Depois de dois anos de investigação, já em 2004, a polícia federal determinou a prisão preventiva de sete acusados. No entanto, um deles ainda está foragido e os outros seis foram soltos após menos de dois meses, com parecer do Ministério Público Estadual favorável à soltura. A grande maioria dos casos sequer teve inquérito instaurado, ainda que existam provas concretas que comprovam o envolvimento dos policiais militares. Foram divulgadas na imprensa, inclusive, uma série de gravações realizadas pela polícia federal que continham conversas telefônicas de policiais que participaram dos crimes e mostravam a veracidade das denúncias.

Em maio desse ano, a procuradora federal dos direitos do cidadão da Procuradoria Geral da República, Ela Wiecko de Castilho, levou um relatório sobre o caso ao Conselho Nacional de Defesa dos Direitos Pessoa Humana (CDDPH), recomendando o afastamento dos policiais envolvidos. Isso fez com que as investigações do Ministério Público Estadual voltassem a andar. O CDDPH convocou a procuradora-geral de Justiça e o secretário estadual de segurança do Ceará para prestar esclarecimentos em uma audiência do órgão em Brasília. Como não foram atendidos, resolveram realizar sua sessão mensal em Fortaleza. Convocaram novamente essas autoridades, mas ainda assim elas não compareceram. Eles também haviam solicitado audiência com o governador do Estado, Lúcio Alcântara (PSDB), mas não foram recebidos por ele.

Só nesta quinta-feira (27), após o caso ter sido levado à CIDH, é que sete acusados de três dos 30 crimes tiveram a prisão preventiva solicitada novamente e foram pronunciados pelo Ministério Público Estadual, o que significa que serão levados a julgamento.

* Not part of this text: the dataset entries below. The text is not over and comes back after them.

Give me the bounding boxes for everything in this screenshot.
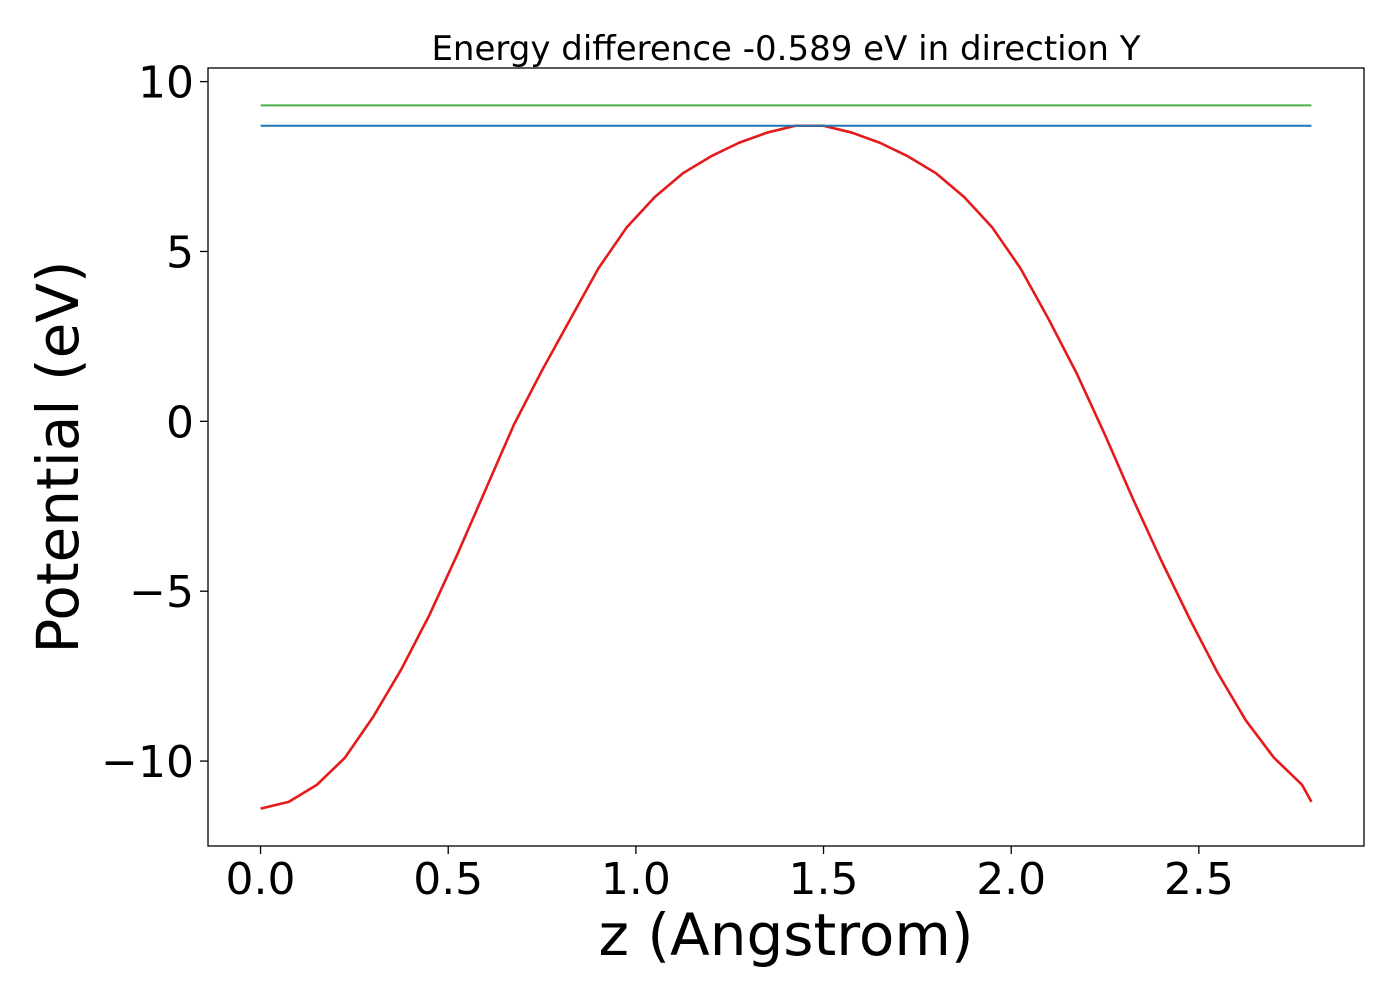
x-tick-label: 1.5: [789, 854, 859, 905]
y-tick-label: 0: [166, 397, 194, 448]
y-tick-label: 10: [138, 58, 194, 109]
series-line-1: [260, 124, 1313, 810]
x-tick-label: 1.0: [601, 854, 671, 905]
x-axis-ticks: 0.0 0.5 1.0 1.5 2.0 2.5: [226, 846, 1234, 905]
y-axis-label: Potential (eV): [24, 260, 92, 653]
x-tick-label: 0.0: [226, 854, 296, 905]
plot-frame: [207, 67, 1365, 847]
plot-lines: [260, 104, 1313, 810]
x-tick-label: 2.0: [976, 854, 1046, 905]
chart-title: Energy difference -0.589 eV in direction…: [431, 29, 1140, 69]
y-axis-ticks: −10 −5 0 5 10: [101, 58, 208, 788]
y-tick-label: −5: [129, 567, 194, 618]
y-tick-label: 5: [166, 227, 194, 278]
y-tick-label: −10: [101, 737, 194, 788]
x-axis-label: z (Angstrom): [599, 901, 974, 969]
x-tick-label: 2.5: [1164, 854, 1234, 905]
x-tick-label: 0.5: [413, 854, 483, 905]
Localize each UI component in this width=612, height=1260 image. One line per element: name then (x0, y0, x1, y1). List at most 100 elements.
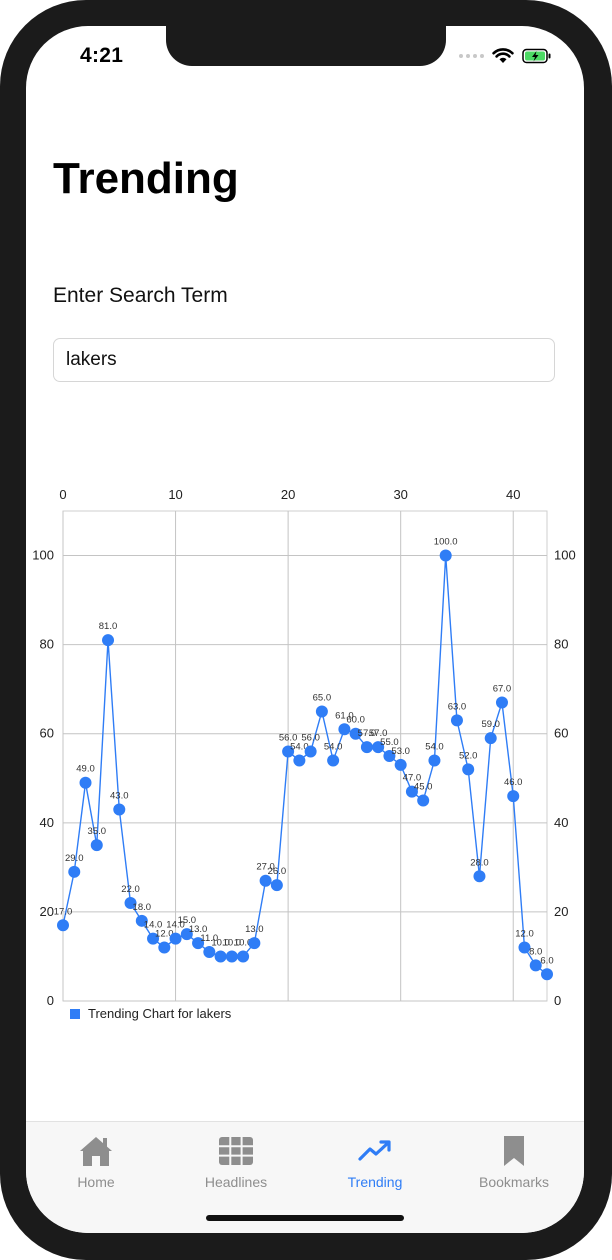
data-label: 47.0 (403, 773, 422, 784)
tab-home[interactable]: Home (36, 1134, 156, 1190)
notch (166, 26, 446, 66)
data-label: 17.0 (54, 906, 73, 917)
search-input[interactable] (53, 338, 555, 382)
data-point (349, 727, 362, 740)
y-tick-label-left: 40 (40, 815, 54, 830)
tab-bookmarks[interactable]: Bookmarks (454, 1134, 574, 1190)
data-label: 54.0 (290, 741, 309, 752)
data-label: 65.0 (313, 692, 332, 703)
x-tick-label: 30 (393, 487, 407, 502)
data-point (259, 874, 272, 887)
trending-icon (358, 1140, 391, 1161)
y-tick-label-left: 80 (40, 637, 54, 652)
data-point (158, 941, 171, 954)
tab-trending[interactable]: Trending (315, 1134, 435, 1190)
data-point (405, 785, 418, 798)
cellular-signal-icon (459, 54, 484, 58)
data-label: 12.0 (515, 929, 534, 940)
battery-charging-icon (522, 48, 551, 64)
data-point (135, 914, 148, 927)
app-screen: 4:21 Trending Enter Search Term 0 10 20 30 4… (26, 26, 584, 1233)
data-label: 52.0 (459, 750, 478, 761)
data-point (383, 750, 396, 762)
data-label: 56.0 (301, 733, 320, 744)
data-point (439, 549, 452, 562)
data-point (495, 696, 508, 709)
data-point (293, 754, 306, 767)
data-point (417, 794, 430, 807)
search-label: Enter Search Term (53, 284, 228, 307)
y-tick-label-right: 80 (554, 637, 568, 652)
data-point (214, 950, 227, 963)
data-point (203, 946, 216, 958)
data-point (270, 879, 283, 892)
legend-swatch (70, 1008, 80, 1019)
x-tick-label: 10 (168, 487, 182, 502)
data-point (541, 968, 553, 981)
chart-legend: Trending Chart for lakers (70, 1006, 231, 1021)
data-label: 26.0 (268, 866, 287, 877)
y-tick-label-left: 20 (40, 904, 54, 919)
data-label: 54.0 (324, 741, 343, 752)
y-tick-label-right: 0 (554, 993, 561, 1008)
data-point (102, 634, 115, 647)
data-label: 55.0 (380, 737, 399, 748)
data-label: 43.0 (110, 790, 129, 801)
data-point (225, 950, 238, 963)
data-label: 81.0 (99, 621, 118, 632)
data-point (450, 714, 463, 727)
data-label: 10.0 (223, 937, 242, 948)
data-label: 14.0 (144, 920, 163, 931)
data-point (327, 754, 340, 767)
data-point (248, 937, 261, 950)
data-point (372, 741, 385, 754)
data-label: 10.0 (211, 937, 230, 948)
tab-headlines[interactable]: Headlines (176, 1134, 296, 1190)
wifi-icon (492, 48, 514, 63)
data-point (428, 754, 441, 767)
x-tick-label: 20 (281, 487, 295, 502)
tab-trending-label: Trending (347, 1174, 403, 1190)
data-point (394, 758, 407, 771)
x-tick-label: 0 (59, 487, 66, 502)
data-label: 18.0 (133, 902, 152, 913)
data-label: 35.0 (88, 826, 107, 837)
data-label: 28.0 (470, 857, 489, 868)
data-point (484, 732, 497, 745)
data-point (192, 937, 205, 950)
y-tick-label-right: 20 (554, 904, 568, 919)
data-label: 13.0 (189, 924, 208, 935)
bookmark-icon (504, 1136, 524, 1166)
data-label: 67.0 (493, 684, 512, 695)
data-label: 61.0 (335, 710, 354, 721)
tab-home-label: Home (77, 1174, 115, 1190)
y-tick-label-right: 60 (554, 726, 568, 741)
data-label: 100.0 (434, 537, 458, 548)
data-label: 57.0 (369, 728, 388, 739)
data-label: 59.0 (481, 719, 500, 730)
y-tick-label-left: 60 (40, 726, 54, 741)
status-time: 4:21 (80, 44, 124, 67)
data-point (360, 741, 373, 754)
data-label: 13.0 (245, 924, 263, 935)
data-label: 57.0 (358, 728, 377, 739)
data-label: 45.0 (414, 782, 433, 793)
page-title: Trending (53, 154, 239, 203)
data-label: 8.0 (529, 946, 542, 957)
data-point (79, 776, 92, 789)
data-label: 53.0 (391, 746, 410, 757)
data-point (338, 723, 351, 736)
tab-bookmarks-label: Bookmarks (478, 1174, 550, 1190)
data-label: 29.0 (65, 853, 84, 864)
tab-headlines-label: Headlines (204, 1174, 268, 1190)
data-point (304, 745, 317, 758)
data-label: 12.0 (155, 929, 174, 940)
data-point (462, 763, 475, 776)
data-label: 10.0 (234, 937, 253, 948)
y-tick-label-left: 100 (32, 548, 54, 563)
grid-icon (219, 1137, 253, 1165)
data-label: 14.0 (166, 920, 185, 931)
x-tick-label: 40 (506, 487, 520, 502)
data-point (473, 870, 486, 883)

O Cedeca-CE pretende também que a comissão solicite ao governo brasileiro a adoção de todas as providências necessárias para acabar com as estruturas de segurança clandestina envolvendo policiais militares e proteja vítimas e testemunhas denunciantes, já que várias delas vêm sendo ameaçadas e o programa de proteção a testemunhas no Estado do Ceará enfrenta dificuldades. “A figura do ‘bico’ do policial militar na segurança clandestina ocorre no país todo por causa dos baixos salários e do sucateamento da segurança pública. Os vigilantes clandestinos não estão cadastrados na polícia federal e não têm nenhum tipo de controle disciplinar”, diz Roseno. O Cedeca-CE pediu ainda que a CIDH estude a possibilidade de enviar um de seus membros para visitar o Ceará e avaliar a situação in loco.

Para Roseno a denúncia é uma das mais graves violações de direitos humanos no Brasil nos últimos anos, por envolver oficiais de alta patente da polícia militar, um grande grupo econômico com filiais em todo o Brasil e uma empresa de segurança, num grupo que extermina principalmente adolescentes.